Потом нашел полуобгоревшую палку, постанывая, схватил ее, подтянул поближе к себе. И вновь затаились. В этот раз ждать долго не пришлось: зашлепали, приближаясь, шаркающие шаги. Кто-то бежал из последних сил, вот споткнулся, упал, потом снова шаги, уже не такие торопливые, и свистящее дыхание, срывающееся на хрип. Потом раздался леденящий душу скрип отодвигаемой повозки, которая все еще перегораживала вход в их обиталище — подумалось о бабке, которая куда-то исчезла.

— А вы уже, наверное, нас похоронили? — срывающийся, задыхающийся от бега, но такой родной и долгожданный голос Лентины, которая вошла в комнату, едва держась на ногах, держа такого же вымотанного Кира за руку.

Люк попытался вскочить, да помутилось в голове, едва не упал.

— Лежи, горюшко ты переломанное. Поторапливаться нам надо, мужики. Мы тут с Киром маленько покудесничали, на город вода идет. ЭЭ, плотину мы сломали, пока примово поручение выполняли.

Мартель прохрипел почти понятно:

— Это как вы так умудрились?

— А вот уметь надо. Надо по-быстрому нам исчезать отсюда. А бабуля где?

— Пропала куда-то. На чем мы будем от воды сбегать? — вступил Люк в разговор.

— У нас, кроме повозки, ничего и нет. Будем надеяться, что она и плавать будет.

Если нет — с честью пойдем на корм рыбам, у меня других идей нет. Да и время поджимает, мы уже видели волну, которая идет на Зордань, и уж поверьте, второй раз я на нее любоваться не хочу.

Поочередно дотащила своих раненых до повозки, которую перед этим поставили на колеса вдвоем с Киром. Мальчик сейчас был так похож на муравья — маленький, отважный насекомыш, тщетно пытающийся поднять нечто неподъемное. Усадила всех своих мужчин на повозку, торопливо закинула все, что попалось под руку к ним рядом, и подняла глаза к Часовой башне.

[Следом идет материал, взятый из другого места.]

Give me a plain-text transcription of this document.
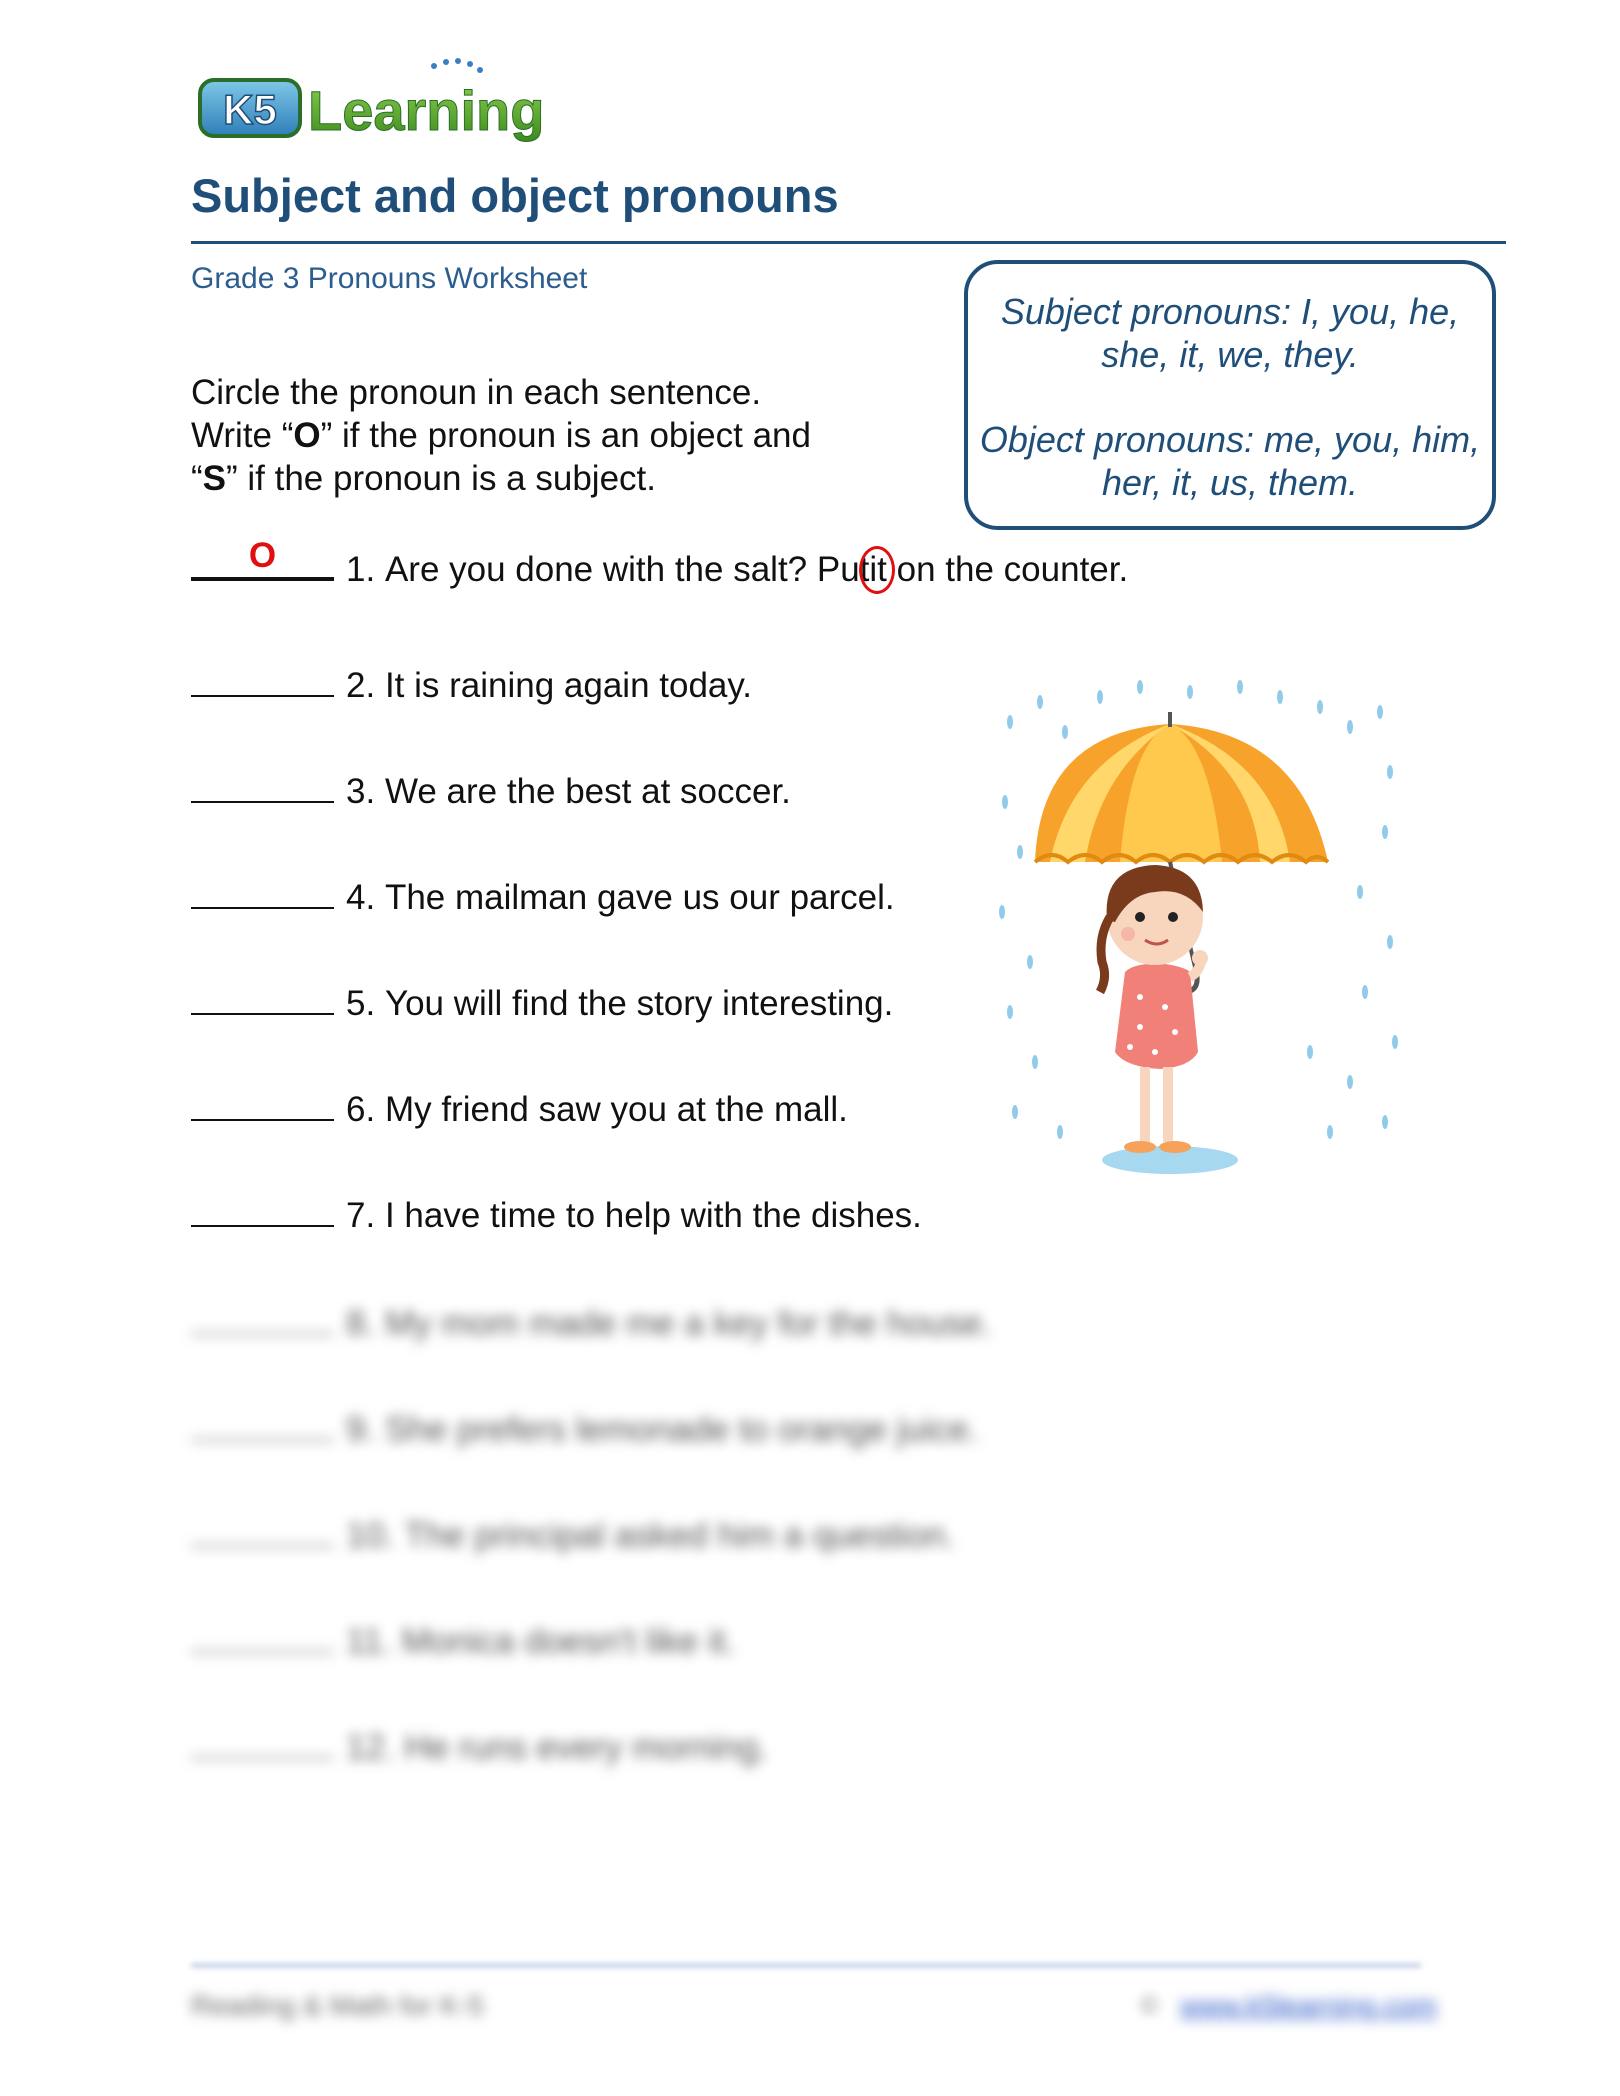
K5 Learning
Subject and object pronouns
Grade 3 Pronouns Worksheet

Subject pronouns: I, you, he, she, it, we, they.

Object pronouns: me, you, him, her, it, us, them.

Circle the pronoun in each sentence.
Write “O” if the pronoun is an object and
“S” if the pronoun is a subject.
O	1. Are you done with the salt? Put
it on the counter.
2. It is raining again today.
3. We are the best at soccer.
4. The mailman gave us our parcel.
5. You will find the story interesting.
6. My friend saw you at the mall.
7. I have time to help with the dishes.
8. My mom made me a key for the house.
9. She prefers lemonade to orange juice.
10. The principal asked him a question.
11. Monica doesn't like it.
12. He runs every morning.
Reading & Math for K-5	© www.k5learning.com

Выругалась потихоньку, так, что только Люк услышал — весовщику полагается иметь хороший слух. Та зеленая сволочь, из-за которой пришлось ползти крысиными путями, из-за которой пришлось нестись, сломя голову, да, в конце — то концов, из-за которого здесь и оказались — этот летающий гад все еще сидел на крыше. Сейчас вон, расправил зеленые кожистые крылья, сладко потягиваясь. Засиделся, видимо в одном положении, ожидаючи, пока они вернутся. Вдруг резко сложил крылья — вроде как в стойку «смирно» выстроился — рядом показался еще один силуэт — багрово-черный, с всклоченными волосами. Видимый издалека, в размерах не уступающий гигантскому ящеру. Темнобородый, проклятый. Девушка затаилась, притихнув, сделала знак своим попутчикам, чтобы не шевелились даже.

А на крыше в это время из ниоткуда возникший Хрон распекал своего нерадивого стража:

— Ты, сволочь зеленая. Я тебя, когда сюда поставил, велел что тебе делать?

— Охранять лестницу, чтобы никто ни туда, ни оттуда, — потупив морду, выпустил пар из ноздрей дракон.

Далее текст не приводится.